Nevill took possession of the observatory 1 December 1882 and found a thick coat of paint covered dome machinery making it immovable, the telescope had been erected prior to dome and had suffered from salt air and moved with difficulty, the polarising solar eyepiece was incompatible with telescope or accessories. The transit instrument was in Cape Town so a telegraph was used to relay time signal from Cape Observatory. Still, observations of the transit (in fine weather conditions) were obtained five days later.

- Later observatory work
Observations were made to check Moon theory: determination of parallactic inequality, study of effect of limb irregularities on apparent place of Moon, effect of irradiation on apparent diameter; and determination of real libration of Moon. Also weather observations, time service, comets and 'temporary phenomena'. Staff included Nevill, assistant, and later 'four ladies were added as astronomical computers'. Nevill published a major paper on corrections to Hansen's Tables – using 1500 observations of the Moon to derive corrections for arbitrary values assumed by Hansen for coefficients. Nevill proposed two ambitious projects: mathematical investigation of terms of long period resulting from planetary action and the actual calculation of every term of long period exceeding a maximum amplitude of 0.1 arc sec. Lack of library access to Hansen, Poisson and Delaunay hampered progress.

- Tidal work
In 1885 for Natal Harbour Board was using methods devised by British Association Committee. Tide tables for Natal were produced in 1888. Paul Huges (UK) has researched the letters from Nevill to Darwin on tide observations as part of a larger body of work on the history of tidal theory in the nineteenth century. Nevill's letters to Gill and Darwin are in archives in UK including the Cambridge University archives.

- Money problems
In 1887 no funds were available for salaries. 'The greater part of the work of the Observatory would have had to be suspended, had it not been for the zealous assistance of four ladies'. Political changes in the Legislative Assembly occurred throughout this period, and in 1888 an assistant was appointed again, and a manuscript catalogue of the Right Ascensions of zodiacal stars was made. Nevill was elected a Fellow of the Royal Society in 1888 and Nevill was appointed Government Chemist and Official Assayer for Natal, which included the duty for latter post of acting as pathologist in cases of suspected poisoning.

- Later lunar theory work
Observations of the Moon at Greenwich compared with Hansen's Tables, with Nevill's corrections leading to new values of elements and new lunar tables prepared. No publication of this work occurred due to lack of funds at Durban. Work was restricted more and more to routine observations and in 1911 the observatory closed. Nevill returned to Britain and retired in Eastbourne. Most lunar work was superseded by E. W. Brown in a series of five memoirs between 1897 and 1905.

- Family
In 1894 (at age 45) Nevill married Mabel Grant (born 1865) one of the 'four ladies' at the observatory.

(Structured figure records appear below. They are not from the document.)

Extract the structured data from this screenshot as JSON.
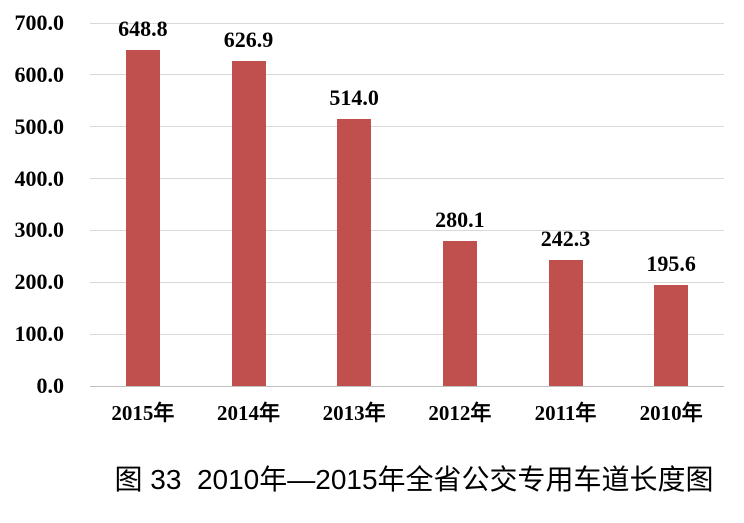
{
  "chart_data": {
    "type": "bar",
    "title": "图 33  2010年—2015年全省公交专用车道长度图",
    "categories": [
      "2015年",
      "2014年",
      "2013年",
      "2012年",
      "2011年",
      "2010年"
    ],
    "values": [
      648.8,
      626.9,
      514.0,
      280.1,
      242.3,
      195.6
    ],
    "data_labels": [
      "648.8",
      "626.9",
      "514.0",
      "280.1",
      "242.3",
      "195.6"
    ],
    "xlabel": "",
    "ylabel": "",
    "ylim": [
      0,
      700
    ],
    "ytick_values": [
      700,
      600,
      500,
      400,
      300,
      200,
      100,
      0
    ],
    "ytick_labels": [
      "700.0",
      "600.0",
      "500.0",
      "400.0",
      "300.0",
      "200.0",
      "100.0",
      "0.0"
    ],
    "grid": true,
    "legend": "none",
    "bar_color": "#C0504D",
    "gridline_color": "#D9D9D9",
    "axis_line_color": "#C0C0C0",
    "label_color": "#000000"
  }
}
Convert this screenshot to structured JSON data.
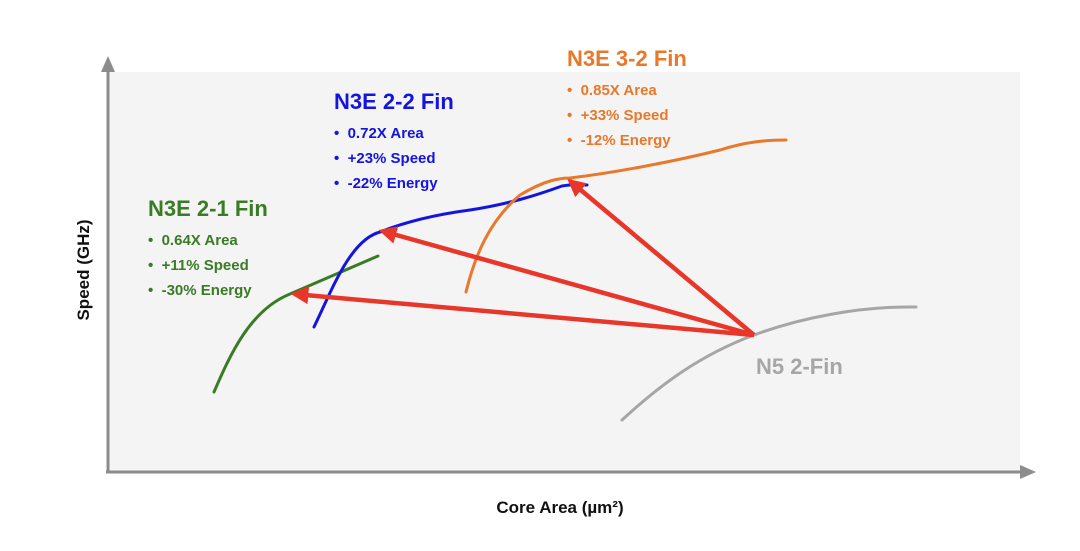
{
  "axes": {
    "x_label": "Core Area (µm²)",
    "y_label": "Speed (GHz)",
    "axis_color": "#8c8c8c",
    "plot_bg": "#f4f4f4"
  },
  "arrow_color": "#e8362a",
  "nodes": [
    {
      "id": "n3e-2-1",
      "title": "N3E 2-1 Fin",
      "color": "#3a7b25",
      "bullets": [
        "0.64X Area",
        "+11% Speed",
        "-30% Energy"
      ]
    },
    {
      "id": "n3e-2-2",
      "title": "N3E 2-2 Fin",
      "color": "#1414e0",
      "bullets": [
        "0.72X Area",
        "+23% Speed",
        "-22% Energy"
      ]
    },
    {
      "id": "n3e-3-2",
      "title": "N3E 3-2 Fin",
      "color": "#e8782a",
      "bullets": [
        "0.85X Area",
        "+33% Speed",
        "-12% Energy"
      ]
    },
    {
      "id": "n5-2",
      "title": "N5 2-Fin",
      "color": "#a6a6a6",
      "bullets": []
    }
  ]
}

== Retirement 1912–1940 ==

He was a keen lawn tennis player and much interested in Babylonian history 'which occupied him after his retirement'. Nevill never attended meetings of the Royal Society, to which he had been admitted in 1908, and was known personally to very few of the Fellows. Nevill was averse to photography and no known photograph exists. The lunar crater Neison is named after him.

In 1940 he died and his three children and Mrs Nevill survived him.